10aLo seguía un gran gentío del pueblo, y de mujeres que se golpeaban el pecho y lanzaban lamentos por él. Jesús se volvió hacia ellas y les dijo: «Hijas de Jerusalén, no lloréis por mí, llorad por vosotras y por vuestros hijos, porque mirad que vienen días en los que dirán: «Bienaventuradas las estériles y los vientres que no han dado a luz y los pechos que no han criado». Entonces empezarán a decirles a los montes: «Caed sobre nosotros», y a las colinas: «Cubridnos»; porque, si esto hacen con el leño verde, ¿qué harán con el seco?».»
Conducían también a otros dos malhechores para ajusticiarlos con él (Lc 23,27-32).

EL TESTIGO

10Se dice que las mujeres no saben más que llorar.
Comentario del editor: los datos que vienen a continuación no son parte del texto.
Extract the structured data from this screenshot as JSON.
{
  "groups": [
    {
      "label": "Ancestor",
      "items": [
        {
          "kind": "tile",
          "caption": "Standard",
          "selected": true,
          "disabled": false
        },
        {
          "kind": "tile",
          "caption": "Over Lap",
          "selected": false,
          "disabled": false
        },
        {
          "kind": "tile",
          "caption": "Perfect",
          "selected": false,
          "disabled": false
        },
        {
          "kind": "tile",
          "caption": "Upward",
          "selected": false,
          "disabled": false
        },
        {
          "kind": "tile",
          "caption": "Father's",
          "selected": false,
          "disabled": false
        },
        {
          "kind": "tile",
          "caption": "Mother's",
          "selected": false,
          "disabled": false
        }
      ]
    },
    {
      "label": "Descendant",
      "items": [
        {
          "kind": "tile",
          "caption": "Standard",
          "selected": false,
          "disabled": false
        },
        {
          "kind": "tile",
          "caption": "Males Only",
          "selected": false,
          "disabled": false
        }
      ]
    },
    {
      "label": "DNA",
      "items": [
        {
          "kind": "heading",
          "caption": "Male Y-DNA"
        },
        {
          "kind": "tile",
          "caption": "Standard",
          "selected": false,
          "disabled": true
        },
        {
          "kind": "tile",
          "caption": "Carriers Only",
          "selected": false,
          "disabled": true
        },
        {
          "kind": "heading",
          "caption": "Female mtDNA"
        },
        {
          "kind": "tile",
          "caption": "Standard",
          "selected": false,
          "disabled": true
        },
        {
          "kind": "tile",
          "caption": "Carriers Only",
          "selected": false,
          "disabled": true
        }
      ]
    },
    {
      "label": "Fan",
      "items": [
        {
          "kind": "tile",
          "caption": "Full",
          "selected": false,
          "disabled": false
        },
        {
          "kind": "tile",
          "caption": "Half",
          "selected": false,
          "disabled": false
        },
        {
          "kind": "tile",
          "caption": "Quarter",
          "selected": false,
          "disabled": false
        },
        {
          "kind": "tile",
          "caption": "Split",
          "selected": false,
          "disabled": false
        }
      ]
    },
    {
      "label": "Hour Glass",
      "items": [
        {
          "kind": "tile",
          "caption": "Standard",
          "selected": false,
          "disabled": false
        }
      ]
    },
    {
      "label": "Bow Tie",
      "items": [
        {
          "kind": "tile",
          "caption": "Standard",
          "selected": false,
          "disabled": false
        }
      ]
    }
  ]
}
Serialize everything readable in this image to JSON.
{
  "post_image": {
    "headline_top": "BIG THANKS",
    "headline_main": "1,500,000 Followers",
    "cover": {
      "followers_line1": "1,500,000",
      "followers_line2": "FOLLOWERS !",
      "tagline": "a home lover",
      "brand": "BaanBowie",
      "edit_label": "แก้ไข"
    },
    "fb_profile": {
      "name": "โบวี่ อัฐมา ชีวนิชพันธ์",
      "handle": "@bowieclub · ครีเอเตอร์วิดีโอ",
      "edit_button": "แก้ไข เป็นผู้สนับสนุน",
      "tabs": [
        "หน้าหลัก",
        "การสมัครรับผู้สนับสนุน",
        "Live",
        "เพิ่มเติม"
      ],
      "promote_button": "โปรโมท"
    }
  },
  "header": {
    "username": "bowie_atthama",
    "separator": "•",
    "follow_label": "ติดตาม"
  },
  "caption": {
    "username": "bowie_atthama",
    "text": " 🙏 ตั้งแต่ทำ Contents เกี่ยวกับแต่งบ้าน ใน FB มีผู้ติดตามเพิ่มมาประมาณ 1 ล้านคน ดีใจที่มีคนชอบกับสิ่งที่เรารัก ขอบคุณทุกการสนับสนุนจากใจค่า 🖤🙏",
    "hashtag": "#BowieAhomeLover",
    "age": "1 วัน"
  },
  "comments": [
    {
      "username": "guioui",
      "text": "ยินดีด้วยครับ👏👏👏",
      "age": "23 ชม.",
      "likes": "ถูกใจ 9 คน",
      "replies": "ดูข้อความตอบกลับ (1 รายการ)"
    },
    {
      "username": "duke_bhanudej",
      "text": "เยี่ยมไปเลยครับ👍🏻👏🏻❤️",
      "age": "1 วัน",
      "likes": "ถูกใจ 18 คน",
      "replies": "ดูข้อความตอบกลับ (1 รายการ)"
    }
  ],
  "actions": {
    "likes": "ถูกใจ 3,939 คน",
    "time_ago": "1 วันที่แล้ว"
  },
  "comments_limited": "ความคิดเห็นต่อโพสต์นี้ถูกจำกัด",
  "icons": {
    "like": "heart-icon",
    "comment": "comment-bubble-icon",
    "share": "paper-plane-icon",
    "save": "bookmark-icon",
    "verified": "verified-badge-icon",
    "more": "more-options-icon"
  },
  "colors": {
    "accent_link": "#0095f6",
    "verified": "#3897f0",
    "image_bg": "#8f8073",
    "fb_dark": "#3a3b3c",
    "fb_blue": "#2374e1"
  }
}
Pero no veo qué otra cosa podíamos hacer. Eramos seos o siete. Vecinas todas. Salimos a la puerta para ver el cortejo que conducía a Jesús hasta el lugar del suplicio. Curiosas, quizás, pero sólo al principio. Una que estaba en el grupo, pasó por en medio de los soldados para ir a limpiar el rostro de aquel a quien todos insultaban. Aún no me explico cómo pudo saltar la barrera que hacían los soldados. Ella lo conocía. Después nos habló de él, de las cosas que Jesús decía. Nos contó que la había curado de su mal de flujo de sangre, un mal que había arrastrado durante muchos años. Nos habló de la ternura que le mostró, cuando, asustada, se acercó apretada por el gentío para tocarle el manto a Jesús con la confianza de que saliera de él la fuerza de Dios para curarla. ¡Qué extraño misterio que aquel que tanta compasión derrochó con ella se viera ahora maltratado y despreciado de ese modo. ¡Qué rara paradoja que aquel que secó la fuente de su hemorragia, precisase ahora de ella para enjugar su sangre! Y qué extraño misterio que aquel que había sido su médico necesitase entonces de su atención y de su lienzo.
Cuando ella se acercó a enjugarle el rostro, Jesús la miró con reconocimiento. Luego Jesús se dirigió a nosotras. No logré entender entonces todo lo que dijo. Creo que nos reprochó nuestras lágrimas. Que anunció una catástrofe. Que nos profetizó que íbamos a llorar por nuestros maridos y por nuestros hijos. Y no me atreví a preguntar a las otras para saber más. Sentí que aquello era todo una locura y pensé que hubiera sido mejor no estar allí en la casa aquella mañana. Hubiera sido mejor estar en la fuente o en el lavadero, me dije.
Cuando pasaron unas semanas, Verónica nos invitó donde los apóstoles y nos hicimos de los suyos.
Sólo entonces, en la comunidad,  comprendí el sentido de tanto sinsentido.
Si tienes muchas preguntas acércate a los nazarenos, entra en el grupo de los que lo siguen, porque el Señor, aunque no responde a todas las preguntas, al menos alivia la urgencia del interrogante.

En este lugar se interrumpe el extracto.